Going through all these covers begs the question: Is there really such a thing as a GOOD cover of ‘Paint it, Black’ or is this nothing but an exercise in futility? I’m glad you asked. I have been saving the best for the last.
#3: Vanessa Carlton:[youtube_video id=eGfw0Qr-A3k]
Sitar: Check. Mournful tone: Check. Avoiding an excess influx of musical effects: Check. Bonus: Complete control of tone and reverberation.
#2 Eric Henderson:[youtube_video id=R3RC9BjZj2I]
Can anything beat the pure, unadulterated sound of a classical guitar? Henderson’s faultless flow and flawless technique, along with his ability to incorporate both, the vocal and the musical aspects of this song all at once would leave even the most cynical connoisseurs at a loss of skepticism.
And last, but not the least: #1: The London Symphony Orchestra:[youtube_video id=UHoZP_t9DL0]
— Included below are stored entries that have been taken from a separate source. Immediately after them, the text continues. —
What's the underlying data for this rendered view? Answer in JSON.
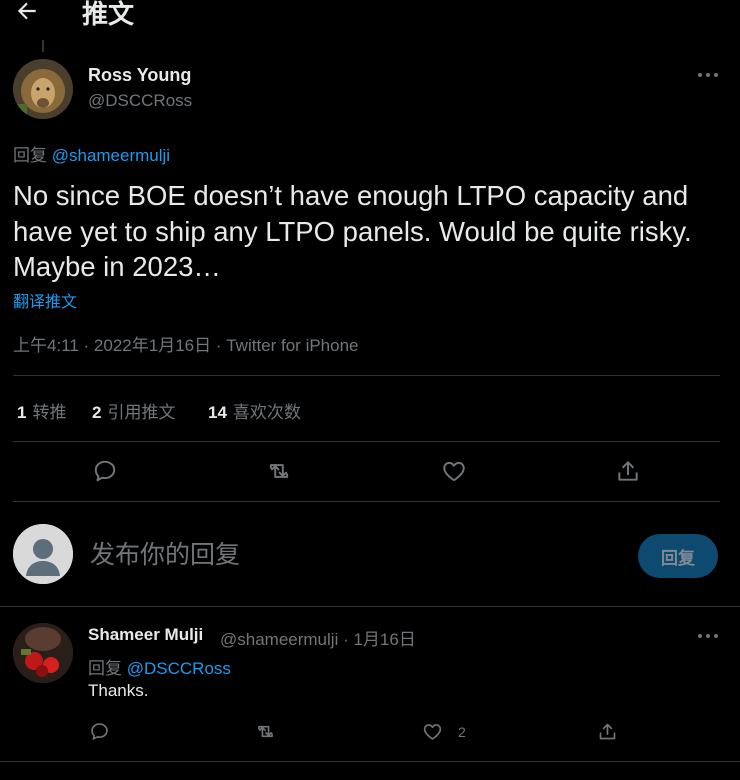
{
  "header": {
    "title": "推文",
    "back_icon": "back-arrow-icon"
  },
  "tweet": {
    "author_name": "Ross Young",
    "author_handle": "@DSCCRoss",
    "reply_to_prefix": "回复 ",
    "reply_to_handle": "@shameermulji",
    "text": "No since BOE doesn’t have enough LTPO capacity and have yet to ship any LTPO panels. Would be quite risky. Maybe in 2023…",
    "translate_label": "翻译推文",
    "timestamp": "上午4:11 · 2022年1月16日 · Twitter for iPhone"
  },
  "stats": {
    "retweets_count": "1",
    "retweets_label": "转推",
    "quotes_count": "2",
    "quotes_label": "引用推文",
    "likes_count": "14",
    "likes_label": "喜欢次数"
  },
  "compose": {
    "placeholder": "发布你的回复",
    "button_label": "回复"
  },
  "reply": {
    "author_name": "Shameer Mulji",
    "meta": "@shameermulji · 1月16日",
    "reply_to_prefix": "回复 ",
    "reply_to_handle": "@DSCCRoss",
    "text": "Thanks.",
    "like_count": "2"
  },
  "colors": {
    "accent": "#1d9bf0",
    "background": "#000000",
    "muted": "#71767b",
    "divider": "#2f3336"
  }
}
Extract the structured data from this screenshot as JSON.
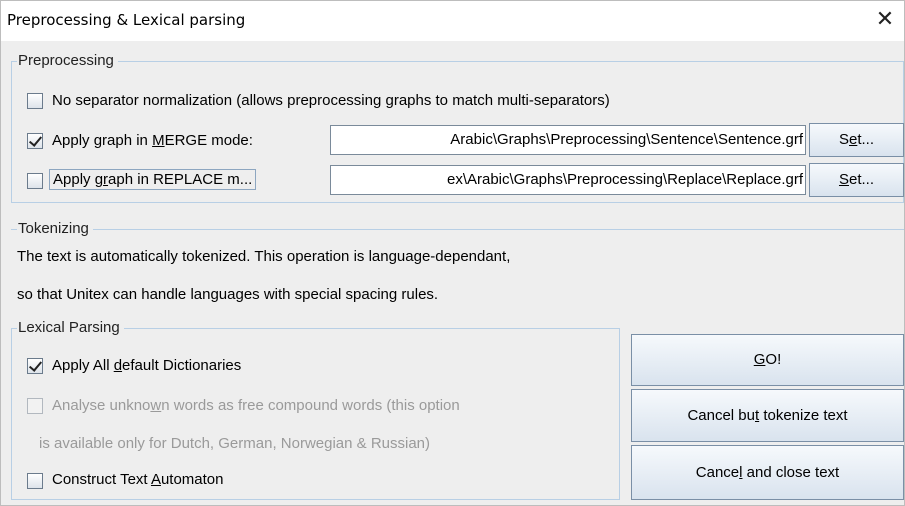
{
  "window": {
    "title": "Preprocessing & Lexical parsing"
  },
  "preprocessing": {
    "title": "Preprocessing",
    "no_sep_label": "No separator normalization (allows preprocessing graphs to match multi-separators)",
    "merge": {
      "label_pre": "Apply graph in ",
      "label_ul": "M",
      "label_post": "ERGE mode:",
      "checked": true,
      "path": "Arabic\\Graphs\\Preprocessing\\Sentence\\Sentence.grf",
      "set_pre": "S",
      "set_ul": "e",
      "set_post": "t..."
    },
    "replace": {
      "label_pre": "Apply g",
      "label_ul": "r",
      "label_post": "aph in REPLACE m...",
      "checked": false,
      "path": "ex\\Arabic\\Graphs\\Preprocessing\\Replace\\Replace.grf",
      "set_pre": "",
      "set_ul": "S",
      "set_post": "et..."
    }
  },
  "tokenizing": {
    "title": "Tokenizing",
    "line1": "The text is automatically tokenized. This operation is language-dependant,",
    "line2": "so that Unitex can handle languages with special spacing rules."
  },
  "lexical": {
    "title": "Lexical Parsing",
    "apply_dict": {
      "pre": "Apply All ",
      "ul": "d",
      "post": "efault Dictionaries",
      "checked": true
    },
    "analyse": {
      "pre": "Analyse unkno",
      "ul": "w",
      "post": "n words as free compound words (this option",
      "line2": "is available only for Dutch, German, Norwegian & Russian)",
      "checked": false,
      "enabled": false
    },
    "automaton": {
      "pre": "Construct Text ",
      "ul": "A",
      "post": "utomaton",
      "checked": false
    }
  },
  "buttons": {
    "go": {
      "ul": "G",
      "post": "O!"
    },
    "cancel_tokenize": {
      "pre": "Cancel bu",
      "ul": "t",
      "post": " tokenize text"
    },
    "cancel_close": {
      "pre": "Cance",
      "ul": "l",
      "post": " and close text"
    }
  }
}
Ignore the fact that this version has been wrongly attributed to ‘The String Quartet’. This musical masterpiece is by far the most dramatic of all covers presented here, almost making it feel like it ought to be a part of a Tim Burton musical. Despite deviating from the simplicity of the original, it keeps all aspects of The Stones’ legacy of pure entertainment at its core.
So what do you all think? Any particular favourites? Any notable covers that you could suggest? For those of you who are curious (read as ‘with ample time on your hands’), do check out this channel on YouTube: PaintItBlackTV.